La maison était lumineuse, avec un grand jardin où les pommiers fleurissaient au printemps. Alexeï vivait dans une aile séparée, mais l’invitait souvent à prendre le thé sur la véranda. Ils parlaient de livres, de musique et du passé.
Peu à peu, Raïssa commença à comprendre : à ses côtés, elle ne se sentait pas redevable. Leur relation était paisible, sans fausse passion, mais avec une chaleur qu’elle n’avait pas ressentie depuis longtemps.
Un soir, il dit :
« Tu sais, Raïssa, je ne te demande pas de te marier à nouveau. Mais… si un jour tu veux avoir un ami sur qui compter, je suis là. »
Elle resta silencieuse, sentant les larmes lui monter aux yeux.
« Merci », murmura-t-elle. « Mais j’ai besoin de temps. »
Épilogue
Une année passa. Raïssa se tenait dans le jardin, où les pommiers étaient à nouveau en fleurs. Elle avait appris à s’occuper des arbres, à planter des fleurs et à cuisiner des tartes qu’Alexeï appelait « médecine contre la solitude ».
Parfois, elle se souvenait encore de Victor, mais désormais sans cette douleur vive.
Durant cette période, Alla avait vendu l’appartement et, selon les rumeurs, investi l’argent dans une affaire ratée.

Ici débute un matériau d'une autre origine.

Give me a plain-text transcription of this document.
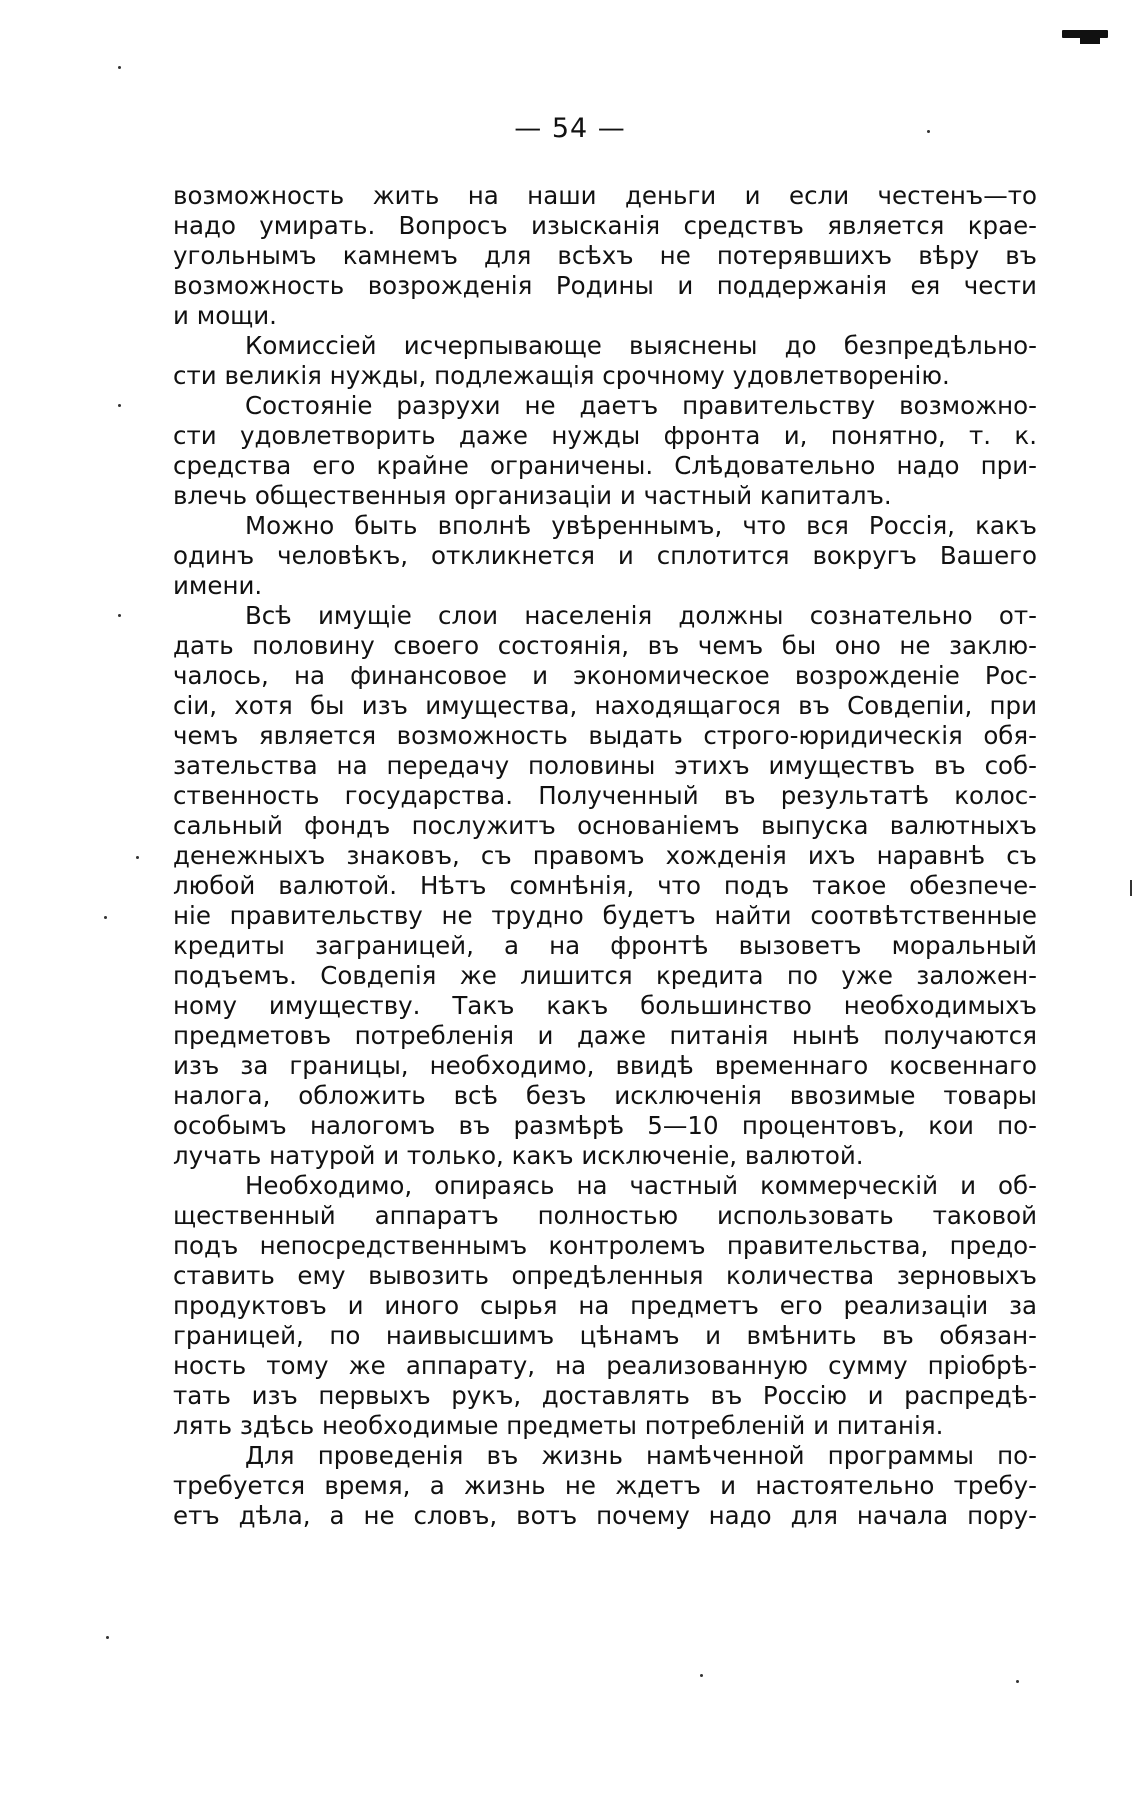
— 54 —
возможность жить на наши деньги и если честенъ—то
надо умирать. Вопросъ изысканія средствъ является крае-
угольнымъ камнемъ для всѣхъ не потерявшихъ вѣру въ
возможность возрожденія Родины и поддержанія ея чести
и мощи.
Комиссіей исчерпывающе выяснены до безпредѣльно-
сти великія нужды, подлежащія срочному удовлетворенію.
Состояніе разрухи не даетъ правительству возможно-
сти удовлетворить даже нужды фронта и, понятно, т. к.
средства его крайне ограничены. Слѣдовательно надо при-
влечь общественныя организаціи и частный капиталъ.
Можно быть вполнѣ увѣреннымъ, что вся Россія, какъ
одинъ человѣкъ, откликнется и сплотится вокругъ Вашего
имени.
Всѣ имущіе слои населенія должны сознательно от-
дать половину своего состоянія, въ чемъ бы оно не заклю-
чалось, на финансовое и экономическое возрожденіе Рос-
сіи, хотя бы изъ имущества, находящагося въ Совдепіи, при
чемъ является возможность выдать строго-юридическія обя-
зательства на передачу половины этихъ имуществъ въ соб-
ственность государства. Полученный въ результатѣ колос-
сальный фондъ послужитъ основаніемъ выпуска валютныхъ
денежныхъ знаковъ, съ правомъ хожденія ихъ наравнѣ съ
любой валютой. Нѣтъ сомнѣнія, что подъ такое обезпече-
ніе правительству не трудно будетъ найти соотвѣтственные
кредиты заграницей, а на фронтѣ вызоветъ моральный
подъемъ. Совдепія же лишится кредита по уже заложен-
ному имуществу. Такъ какъ большинство необходимыхъ
предметовъ потребленія и даже питанія нынѣ получаются
изъ за границы, необходимо, ввидѣ временнаго косвеннаго
налога, обложить всѣ безъ исключенія ввозимые товары
особымъ налогомъ въ размѣрѣ 5—10 процентовъ, кои по-
лучать натурой и только, какъ исключеніе, валютой.
Необходимо, опираясь на частный коммерческій и об-
щественный аппаратъ полностью использовать таковой
подъ непосредственнымъ контролемъ правительства, предо-
ставить ему вывозить опредѣленныя количества зерновыхъ
продуктовъ и иного сырья на предметъ его реализаціи за
границей, по наивысшимъ цѣнамъ и вмѣнить въ обязан-
ность тому же аппарату, на реализованную сумму пріобрѣ-
тать изъ первыхъ рукъ, доставлять въ Россію и распредѣ-
лять здѣсь необходимые предметы потребленій и питанія.
Для проведенія въ жизнь намѣченной программы по-
требуется время, а жизнь не ждетъ и настоятельно требу-
етъ дѣла, а не словъ, вотъ почему надо для начала пору-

Un jour, Raïssa reçut une courte lettre d’elle :
« Tu avais raison — les souvenirs sont parfois plus précieux que l’argent. »
Raïssa ne répondit pas. Mais il n’y avait pas de colère dans son cœur, seulement un pardon silencieux.
Ce soir-là, Alexeï sortit sur la véranda avec deux mugs de thé.
« Les étoiles sont particulièrement brillantes ce soir », dit-il.
Raïssa sourit.
« Probablement parce que la vie est redevenue lumineuse. »
Et elle comprit : la pauvreté lui convenait vraiment alors, car grâce à elle était venue une nouvelle joie, discrète mais authentique.